Midflexion Instability Research Articles

Collateral ligament length change patterns after joint line elevation may not explain midflexion instability following TKA

Midflexion instability (MFI) after TKA is a phenomenon often described as varus–valgus instability between 30° and 45° knee flexion. The exact mechanisms causing MFI remain unclear, but elevation of the joint line (JLE) may be one possible cause. In an in silico approach using 4 subject specific musculoskeletal models, the length change patterns of the collateral ligaments during knee flexion (relative to the extended knee) were calculated for the anatomically reconstructed joints as well as for JLEs of 5 and 10 mm. Analysis of the distance between the ligaments’ attachment sites (DA) in midflexion revealed a relative decrease in DA magnitude after JLE for both collateral ligaments in comparison to the anatomically reconstructed knee. This finding suggests that JLE could contribute to MFI. However, the anterior ligament regions also experienced a DA increase (MCL) or only a slight DA decrease (LCL) for each JLE simulated. From this perspective, the anterior ligament portions are unlikely to slacken in midflexion and JLE is unlikely to contribute greatly to MFI. In conclusion, our findings did not support the idea that JLE is a major contributor to midflexion instability for this particular ultra-congruent implant design.
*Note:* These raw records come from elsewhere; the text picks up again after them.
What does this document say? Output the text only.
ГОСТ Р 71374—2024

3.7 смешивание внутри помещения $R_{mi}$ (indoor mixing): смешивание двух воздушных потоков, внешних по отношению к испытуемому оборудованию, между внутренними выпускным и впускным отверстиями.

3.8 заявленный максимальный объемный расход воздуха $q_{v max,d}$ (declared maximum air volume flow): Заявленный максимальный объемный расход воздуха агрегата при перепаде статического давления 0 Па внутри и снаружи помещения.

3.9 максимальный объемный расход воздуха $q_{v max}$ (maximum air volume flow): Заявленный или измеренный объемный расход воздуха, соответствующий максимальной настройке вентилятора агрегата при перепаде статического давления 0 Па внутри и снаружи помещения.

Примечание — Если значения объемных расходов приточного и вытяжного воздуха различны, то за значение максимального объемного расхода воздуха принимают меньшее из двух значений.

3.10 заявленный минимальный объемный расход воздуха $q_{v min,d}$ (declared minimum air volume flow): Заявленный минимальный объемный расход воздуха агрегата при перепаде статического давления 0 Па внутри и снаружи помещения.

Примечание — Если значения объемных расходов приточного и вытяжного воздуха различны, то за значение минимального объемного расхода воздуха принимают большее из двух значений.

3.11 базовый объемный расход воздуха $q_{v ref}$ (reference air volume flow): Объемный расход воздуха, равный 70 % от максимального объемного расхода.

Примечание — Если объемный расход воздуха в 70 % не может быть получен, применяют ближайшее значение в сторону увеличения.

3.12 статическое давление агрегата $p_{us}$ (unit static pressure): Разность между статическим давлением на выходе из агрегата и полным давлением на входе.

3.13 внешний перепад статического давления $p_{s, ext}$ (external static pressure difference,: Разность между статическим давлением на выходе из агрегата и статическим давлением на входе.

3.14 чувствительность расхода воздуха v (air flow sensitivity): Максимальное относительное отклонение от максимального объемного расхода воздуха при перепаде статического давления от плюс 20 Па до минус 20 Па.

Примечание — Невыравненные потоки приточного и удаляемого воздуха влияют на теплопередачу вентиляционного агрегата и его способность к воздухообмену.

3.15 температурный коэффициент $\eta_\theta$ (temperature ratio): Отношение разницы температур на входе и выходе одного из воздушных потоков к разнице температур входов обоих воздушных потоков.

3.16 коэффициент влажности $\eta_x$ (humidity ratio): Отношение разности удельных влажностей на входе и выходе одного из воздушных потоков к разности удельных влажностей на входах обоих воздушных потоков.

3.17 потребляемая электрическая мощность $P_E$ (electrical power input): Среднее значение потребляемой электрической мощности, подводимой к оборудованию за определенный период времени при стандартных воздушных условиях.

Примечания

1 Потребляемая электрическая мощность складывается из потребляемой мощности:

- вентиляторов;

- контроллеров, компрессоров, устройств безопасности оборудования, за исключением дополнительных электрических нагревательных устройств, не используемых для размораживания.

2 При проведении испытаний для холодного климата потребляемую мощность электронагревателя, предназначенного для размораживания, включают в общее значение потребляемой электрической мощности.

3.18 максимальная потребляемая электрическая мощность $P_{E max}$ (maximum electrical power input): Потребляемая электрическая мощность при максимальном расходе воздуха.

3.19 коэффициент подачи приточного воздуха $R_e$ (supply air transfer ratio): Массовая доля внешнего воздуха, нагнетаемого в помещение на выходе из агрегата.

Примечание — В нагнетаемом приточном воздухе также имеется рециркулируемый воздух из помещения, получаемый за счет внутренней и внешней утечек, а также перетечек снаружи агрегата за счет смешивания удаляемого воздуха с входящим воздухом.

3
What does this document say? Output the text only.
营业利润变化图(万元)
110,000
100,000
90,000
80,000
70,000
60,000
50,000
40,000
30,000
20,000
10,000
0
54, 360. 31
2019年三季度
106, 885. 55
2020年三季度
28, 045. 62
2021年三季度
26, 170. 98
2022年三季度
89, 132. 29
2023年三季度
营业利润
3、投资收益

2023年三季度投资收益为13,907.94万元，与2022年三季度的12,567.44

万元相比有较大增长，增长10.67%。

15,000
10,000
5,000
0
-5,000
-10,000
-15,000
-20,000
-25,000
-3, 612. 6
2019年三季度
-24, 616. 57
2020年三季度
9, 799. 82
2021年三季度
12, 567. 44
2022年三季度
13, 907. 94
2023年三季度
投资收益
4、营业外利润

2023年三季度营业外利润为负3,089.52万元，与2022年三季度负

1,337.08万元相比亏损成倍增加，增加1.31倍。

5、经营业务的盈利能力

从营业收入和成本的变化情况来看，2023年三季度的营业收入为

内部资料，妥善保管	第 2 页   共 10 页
Robotic testing of proximal tibio‐fibular joint kinematics for measuring instability following total knee arthroplasty

Pain secondary to instability in total knee arthroplasty (TKA) has been shown to be major cause of early failure. In this study, we focused on the effect of instability in TKA on the proximal tibio-fibular joint (PTFJ). We used a robotics model to compare the biomechanics of the PTFJ in the native knee, an appropriately balanced TKA, and an unbalanced TKA. The tibia (n = 5) was mounted to a six-degree-of-freedom force/torque sensor and the femur was moved by a robotic manipulator. Motion at the PTFJ was recorded with a high-resolution digital camera system. After establishing a neutral position, loading conditions were applied at varying flexion angles (0°, 30°, and 60°). These included: internal/external rotation (0 Nm, ±5 Nm), varus/valgus (0 Nm, ±10 Nm), compression (100 N, 700 N), and posterior drawer (0 N, 100 N). With respect to anterior displacement, external rotation had the largest effect (coefficient = 0.650; p < 0.0001). Polyethylene size as well as the interaction between polyethylene size and flexion consistently showed substantial anterior motion. Flexion and mid-flexion instability in TKA have been difficult to quantify. While tibio-femoral kinematics is the main aspect of TKA performance, the effects on adjacent tissues should not be overlooked. Our data show that PTFJ kinematics are affected by the balancing of the TKA.